I read a good number of posts which deal with this specific topic, but none of them seem to answer my question. If this is a repost, I apologize.
Alright so here is the problem, followed by a theorem which I use, and then my attempted proof:
Exercise 7.4.4. Show that if $f(x)>0$ for all $x\in [a,b]$ and $f$ is integrable, then $\int_{a}^{b} f>0$.
The theorem (and exercise) is from Abbott's Understanding Analysis, and my proof uses Theorem 7.4.2(ii):
Theorem 7.4.2.(ii) Assume $f$ is integrable on $[a,b]$. If $m\leq f(x)\leq M$ for all $x\in [a,b]$ then $$m(b-a)\leq\int_a^b f(x) \leq M(b-a)$$
Now here is my proof:
Proof. Let $f(x)>0$ for all $x\in [a,b]$ and assume $f$ is integrable. Since $f$ is integrable, then we can let (but can we?)
$$m=\inf\{f(x_0):x_0 \in [a,b]\}\text{ and }M=\sup\{f(x_0):x_0\in [a,b]\}$$
Where both $m$ and $M$ are greater than zero since $f(x)>0$.
Now by Theorem 7.4.2.(ii), we can write $$m(b-a)\leq \int_{a}^{b} f\leq M(b-a)$$
And since $0<m(b-a)\leq M(b-a)$, then the integral must be greater than zero as well.
Q.E.D.
I would just like some verification/correction.
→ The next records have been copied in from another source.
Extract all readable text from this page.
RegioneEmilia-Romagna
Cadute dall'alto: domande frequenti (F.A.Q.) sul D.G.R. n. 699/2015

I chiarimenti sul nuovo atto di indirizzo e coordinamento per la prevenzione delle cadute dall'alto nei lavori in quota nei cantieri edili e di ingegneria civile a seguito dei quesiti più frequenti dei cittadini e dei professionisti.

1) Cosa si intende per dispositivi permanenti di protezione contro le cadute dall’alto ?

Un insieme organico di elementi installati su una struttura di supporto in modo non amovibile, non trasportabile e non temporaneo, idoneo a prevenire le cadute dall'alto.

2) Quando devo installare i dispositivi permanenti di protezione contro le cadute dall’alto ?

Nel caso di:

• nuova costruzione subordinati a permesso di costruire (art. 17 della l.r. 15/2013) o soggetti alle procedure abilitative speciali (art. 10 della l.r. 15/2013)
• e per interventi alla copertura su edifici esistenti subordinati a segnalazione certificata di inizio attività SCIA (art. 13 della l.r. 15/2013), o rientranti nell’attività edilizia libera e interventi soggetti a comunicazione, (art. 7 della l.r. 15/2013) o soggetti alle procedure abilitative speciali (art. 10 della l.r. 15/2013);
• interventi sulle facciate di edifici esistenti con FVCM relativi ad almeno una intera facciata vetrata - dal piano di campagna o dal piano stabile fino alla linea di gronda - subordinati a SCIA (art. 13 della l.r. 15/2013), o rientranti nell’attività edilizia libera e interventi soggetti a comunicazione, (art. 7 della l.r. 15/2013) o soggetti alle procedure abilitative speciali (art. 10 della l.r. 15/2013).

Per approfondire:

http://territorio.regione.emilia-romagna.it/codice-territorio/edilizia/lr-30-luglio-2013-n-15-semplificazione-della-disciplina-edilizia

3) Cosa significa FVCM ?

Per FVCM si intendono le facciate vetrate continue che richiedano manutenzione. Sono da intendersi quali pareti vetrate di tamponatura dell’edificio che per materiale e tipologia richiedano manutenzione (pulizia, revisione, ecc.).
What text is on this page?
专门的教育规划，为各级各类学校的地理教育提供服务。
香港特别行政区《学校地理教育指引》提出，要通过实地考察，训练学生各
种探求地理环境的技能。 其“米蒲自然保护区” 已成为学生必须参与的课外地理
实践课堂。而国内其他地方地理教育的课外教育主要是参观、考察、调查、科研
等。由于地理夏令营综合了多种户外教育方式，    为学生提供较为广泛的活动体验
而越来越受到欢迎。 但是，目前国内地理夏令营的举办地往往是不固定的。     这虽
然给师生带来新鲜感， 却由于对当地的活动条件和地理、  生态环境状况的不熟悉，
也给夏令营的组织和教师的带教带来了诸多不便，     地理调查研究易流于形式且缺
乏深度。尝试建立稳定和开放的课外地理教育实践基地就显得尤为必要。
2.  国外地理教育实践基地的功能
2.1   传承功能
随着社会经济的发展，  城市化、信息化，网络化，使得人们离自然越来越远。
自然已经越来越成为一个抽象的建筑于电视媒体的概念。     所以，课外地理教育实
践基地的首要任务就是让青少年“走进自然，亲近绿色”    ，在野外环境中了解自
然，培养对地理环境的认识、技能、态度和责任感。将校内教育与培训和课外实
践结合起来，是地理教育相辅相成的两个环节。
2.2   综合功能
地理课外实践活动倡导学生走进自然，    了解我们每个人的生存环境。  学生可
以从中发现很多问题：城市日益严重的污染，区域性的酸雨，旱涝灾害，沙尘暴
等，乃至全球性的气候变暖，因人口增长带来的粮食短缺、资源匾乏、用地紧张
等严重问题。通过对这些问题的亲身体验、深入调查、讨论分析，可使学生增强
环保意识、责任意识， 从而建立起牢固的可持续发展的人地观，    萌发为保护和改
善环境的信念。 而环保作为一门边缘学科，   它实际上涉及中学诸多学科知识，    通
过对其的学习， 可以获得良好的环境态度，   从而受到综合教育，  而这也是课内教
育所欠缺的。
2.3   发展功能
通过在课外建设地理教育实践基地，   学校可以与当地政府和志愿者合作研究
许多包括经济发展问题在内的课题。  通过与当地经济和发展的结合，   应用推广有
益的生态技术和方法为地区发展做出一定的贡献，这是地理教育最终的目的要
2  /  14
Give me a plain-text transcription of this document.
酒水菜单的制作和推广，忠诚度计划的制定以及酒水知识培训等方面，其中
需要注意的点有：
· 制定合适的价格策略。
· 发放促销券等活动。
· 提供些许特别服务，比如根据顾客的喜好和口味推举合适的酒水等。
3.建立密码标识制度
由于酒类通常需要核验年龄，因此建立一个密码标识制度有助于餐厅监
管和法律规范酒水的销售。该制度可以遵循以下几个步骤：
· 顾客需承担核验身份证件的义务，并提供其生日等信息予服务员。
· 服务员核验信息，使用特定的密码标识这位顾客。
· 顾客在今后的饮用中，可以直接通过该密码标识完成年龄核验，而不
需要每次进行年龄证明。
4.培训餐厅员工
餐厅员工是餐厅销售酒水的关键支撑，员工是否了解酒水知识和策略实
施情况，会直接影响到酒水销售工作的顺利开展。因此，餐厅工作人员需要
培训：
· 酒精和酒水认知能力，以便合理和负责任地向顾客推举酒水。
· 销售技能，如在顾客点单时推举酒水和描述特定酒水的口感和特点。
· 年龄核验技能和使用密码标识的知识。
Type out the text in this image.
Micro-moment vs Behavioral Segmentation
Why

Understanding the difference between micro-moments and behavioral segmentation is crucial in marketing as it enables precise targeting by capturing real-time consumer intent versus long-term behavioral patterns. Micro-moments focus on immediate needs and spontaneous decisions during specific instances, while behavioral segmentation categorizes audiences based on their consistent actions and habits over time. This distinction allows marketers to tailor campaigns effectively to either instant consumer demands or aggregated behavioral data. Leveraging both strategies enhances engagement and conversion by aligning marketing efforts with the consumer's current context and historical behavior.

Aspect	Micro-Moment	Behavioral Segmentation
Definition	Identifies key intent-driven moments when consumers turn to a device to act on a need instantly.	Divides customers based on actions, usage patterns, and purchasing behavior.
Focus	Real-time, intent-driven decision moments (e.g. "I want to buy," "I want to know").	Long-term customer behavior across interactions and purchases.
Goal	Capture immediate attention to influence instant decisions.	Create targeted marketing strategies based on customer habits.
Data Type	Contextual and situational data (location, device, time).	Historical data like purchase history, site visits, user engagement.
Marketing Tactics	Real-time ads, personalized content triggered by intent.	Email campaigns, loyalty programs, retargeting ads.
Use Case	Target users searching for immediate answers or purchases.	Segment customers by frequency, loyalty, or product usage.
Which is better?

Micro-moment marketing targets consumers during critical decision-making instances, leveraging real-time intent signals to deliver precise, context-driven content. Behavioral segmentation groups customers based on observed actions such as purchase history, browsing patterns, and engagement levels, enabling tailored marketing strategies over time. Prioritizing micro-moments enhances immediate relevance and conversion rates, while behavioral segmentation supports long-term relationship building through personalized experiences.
My doubt is whether or not the values $m$ and $M$ necessarily have to exist, since Theorem 7.4.2.(ii) states that the inequality is only true IF there exists such values for $m$ and $M$. But since $f$ is integrable and $[a,b]$ is compact, then the function should attain a maximum and a minimum, correct?
That is not correct. Since Riemann integrability implies boundedness, both infimum and supremum exist, but if we let $f(x)=x$ for $x\in(0,1]$ and $f(0)=1$, unfortunately, $\inf_{x\in[0,1]}f(x)=0$ and the infimum is not attainable.
Elementary Way?
Assume the contrary that $\displaystyle\int_{a}^{b}f(x)dx=0$, then find a partition $P=\{x_{0},...,x_{n}\}$ such that $U(f,P)\leq b-a$. It cannot be the case that all $\sup_{x\in[x_{i-1},x_{i}]}f(x)>1$, $i=1,...,n$, so some $i$ is such that $\sup_{x\in[x_{i-1},x_{i}]}f(x)\leq 1$, let us write $\sup_{x\in[a_{1},b_{1}]}f(x)\leq 1$.
Now $\displaystyle\int_{a_{1}}^{b_{1}}f(x)dx=0$. Choose another partition $Q$ in $[a_{1},b_{1}]$ such that $U(f,Q)\leq\dfrac{b_{1}-a_{1}}{2}$, then by the same reasoning we have some subinterval $[a_{2},b_{2}]$ of $[a_{1},b_{1}]$ such that $\sup_{x\in[a_{2},b_{2}]}f(x)\leq\dfrac{1}{2}$.
Proceed in this way we have a decreasing chain $\{[a_{n},b_{n}]\}$ such that $\sup_{x\in[a_{n},b_{n}]}f(x)\leq\dfrac{1}{n}$.
Take $c\in\displaystyle\bigcap_{n=1}^{\infty}[a_{n},b_{n}]$, then $f(c)\leq\dfrac{1}{n}$ for all $n=1,2,...$, now taking $n\rightarrow\infty$, we have $f(c)=0$.